Vinegar is the latest ingredient in the diet that is claimed to have influence on the blood sugar levels which can help millions of people affected by Type II diabetes disorder. Ideally the blood sugar levels in the blood are to be maintained between 100 and 150 units depending on whether this is measured as fasting or postprandial glucose. With voluminous data available on the scientific aspects of diabetes and its treatment, many drugs are in the market to manage blood glucose levels within the limits and avoid undesirable effect of diabetes on the general health of those afflicted.
Foods have been graded according to their Glycemic Index ( GI) and Glycemic Load (GL) and those foods which can release glucose into the blood faster have invariably high GI values, not to be consumed too much and too often by the diabetic population. Unrefined whole grains and legumes, though rich in carbohydrates tend to have low GI values and therefore considered diabetic-friendly foods. Unfortunately most of the foods being churned out by the processing industry are based on refined grain flours, sugar and other ingredients with high GI values. Legume consumption is very insignificant in Western population while they are cost prohibitive for those who like to consume them, especially the practicing vegetarians. A diet rich in fruits and vegetables also is known to be beneficial to diabetics, though in reality consumption of these protective foods is not up to the desired or recommended levels amongst many populations around the world.
There are many edible food materials claiming to have hypoglycemic effect viz for reducing blood sugar levels, if consumed regularly but their availability and amenability for being acceptable at the desired concentrations for exerting the beneficiary effect is rather limited. Some of these include Onion, Garlic, Mustard, Cruciferous vegetables, Fenugreek, Avocado, Cinnamon, Cherries, Nuts etc. Lack of unanimity amongst the scientists and physicians regarding the logistics of balancing the use of home "remedies" through food and herbs and modern drugs makes it difficult for consumers to adopt practical and effective synergistic daily practices that will ensure successful management of blood sugar.
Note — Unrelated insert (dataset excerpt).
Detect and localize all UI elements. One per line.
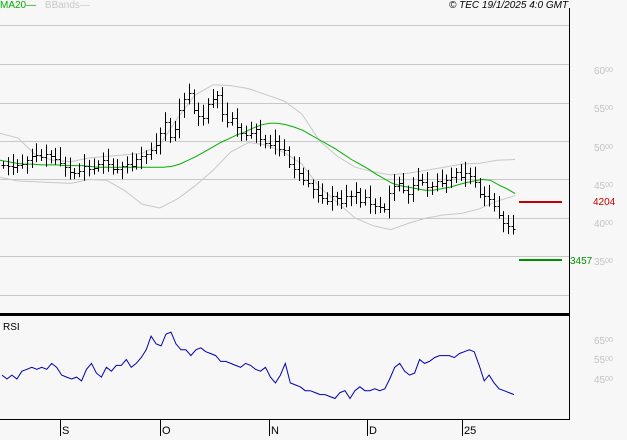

What is needed is a set of guidelines that can categorically lay down different drug-diet combination which will be safe and beneficial.
Latest to arrive on the scene is Vinegar and there are a few advocates espousing the cause of this food ingredient for regulating blood sugar. Taking this food adjunct regularly is claimed to retard glucose absorption from the GI tract. Some scientific studies over the past 10 years do indicate some benefits from vinegar consumption. According to them Vinegar decreases both fasting and postprandial (after-meal) glucose levels significantly and being a cheap food ingredient it can be easily incorporated into the diet. The biologically active constituent of vinegar is acetic acid ( 4-8% by volume) which is the source of pungency in many common food preparations, liked by most people. It is known that acetic acid can inhibit the activity of several enzymes, including amylase, sucrase, maltase, and lactase that break down carbohydrates into assimilable sugars. When vinegar is present in the intestines, probably a significant part of the sugars and starches can be expected to pass through without being digested with the consequent lower impact on blood sugar level. The bicarbonates necessary for glucose pump in the intestine for sending the glucose into the blood stream, is neutralized by acetic acid present in the vinegar. It was also observed that this is not a short term phenomenon because regular intake of vinegar also is reported to reduce the HbA1C values consistently and significantly.
Consuming a table spoon of vinegar before lunch and dinner is supposed to reduce one's weight by about a kg in 4 weeks. Similarly taking 4 table spoons of vinegar regularly is claimed to reduce the glycemic value of food by almost 30%. Interestingly taking vinegar along with the food can only be effective and therefore there appears to be ample scope for food scientists to come up with processed foods loaded with acetic acid without making them over acidic to taste. Vinegar is already established as a tenderizing agent for meat and fish while it is a major ingredient of most salad dressings. There are other acidic foods and adjuncts like pickles, sauerkraut, chutneys, lime juice, etc which also are supposed to exert same effect as vinegar. The findings, if universally accepted, will open up immense opportunities to the food industry to evolve foods that can be beneficial for calorie watchers and others with diet limitations.